O'Malley, M., Bülthoff, H. H., & Meilinger, T. (2014). How to find a shortcut within a city? Mental walk vs. mental model. In 56th Conference of Experimental Psychologists (TeaP 2014) (pp. 194).


Cite as: https://hdl.handle.net/21.11116/0000-0001-341B-7
Abstract
Survey tasks such as finding novel shortcuts or pointing to distant, non-visible locations within cities or buildings seem to be limited to human navigators. We tested two conflicting explanations for survey tasks. In the mental walk hypothesis familiar routes are represented by hippocampal place cells. Each cell represents one route location and cells are successively activated while mentally travelling along this route. This process underlies location estimation of distant targets. Its duration depends on place cell number and therefore route length. Contrary, the mental model hypothesis assumes building a mental model of non-visible environment parts without mentally walking there. Model construction is piece-wise, one street after the other.

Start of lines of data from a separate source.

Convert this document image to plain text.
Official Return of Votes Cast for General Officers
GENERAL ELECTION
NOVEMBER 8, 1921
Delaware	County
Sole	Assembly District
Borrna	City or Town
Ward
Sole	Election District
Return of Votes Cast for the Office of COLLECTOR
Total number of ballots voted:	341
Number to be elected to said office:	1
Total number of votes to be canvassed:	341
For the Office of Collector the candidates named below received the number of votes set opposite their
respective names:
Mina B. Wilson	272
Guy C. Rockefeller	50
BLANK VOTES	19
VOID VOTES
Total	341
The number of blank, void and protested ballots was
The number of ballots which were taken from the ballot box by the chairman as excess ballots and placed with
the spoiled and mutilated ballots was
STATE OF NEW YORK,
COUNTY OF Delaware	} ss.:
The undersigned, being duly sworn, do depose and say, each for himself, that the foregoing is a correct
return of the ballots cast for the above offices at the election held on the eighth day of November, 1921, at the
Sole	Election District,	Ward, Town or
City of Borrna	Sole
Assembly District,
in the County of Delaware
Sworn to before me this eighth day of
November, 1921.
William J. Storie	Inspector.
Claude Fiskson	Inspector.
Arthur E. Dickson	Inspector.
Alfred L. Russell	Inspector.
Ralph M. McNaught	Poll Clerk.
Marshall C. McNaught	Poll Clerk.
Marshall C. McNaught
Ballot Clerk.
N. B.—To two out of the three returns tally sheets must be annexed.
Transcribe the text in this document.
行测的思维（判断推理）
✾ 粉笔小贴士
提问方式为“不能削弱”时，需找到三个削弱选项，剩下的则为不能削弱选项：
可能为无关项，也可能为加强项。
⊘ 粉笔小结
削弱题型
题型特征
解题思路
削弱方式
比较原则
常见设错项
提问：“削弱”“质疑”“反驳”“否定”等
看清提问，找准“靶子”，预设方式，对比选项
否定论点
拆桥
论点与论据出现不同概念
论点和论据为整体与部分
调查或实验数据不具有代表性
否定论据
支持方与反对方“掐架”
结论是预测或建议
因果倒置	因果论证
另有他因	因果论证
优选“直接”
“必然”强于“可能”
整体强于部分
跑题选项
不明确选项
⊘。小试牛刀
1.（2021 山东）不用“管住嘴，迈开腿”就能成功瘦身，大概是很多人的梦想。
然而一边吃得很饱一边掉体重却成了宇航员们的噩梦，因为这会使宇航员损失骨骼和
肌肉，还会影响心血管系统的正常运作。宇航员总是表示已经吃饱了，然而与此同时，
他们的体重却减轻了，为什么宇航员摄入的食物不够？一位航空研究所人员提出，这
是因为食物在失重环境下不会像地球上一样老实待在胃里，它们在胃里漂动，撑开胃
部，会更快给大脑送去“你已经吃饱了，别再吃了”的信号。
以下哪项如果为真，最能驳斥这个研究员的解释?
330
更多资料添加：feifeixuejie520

Duration of distant location estimation depends on the number of streets, not their length. To test these predictions participants learned four unconnected routes through a virtual city by walking on an omnidirectional treadmill. We independently varied route length (120 vs. 360 virtual meters) and number of turns (2 vs. 6) and measured latency in pointing between route locations after learning. Both route length and number of turns increased pointing latency. Neither hypothesis can fully account for the data. Maybe multiple systems based on vision vs. bodily cues contributed independently.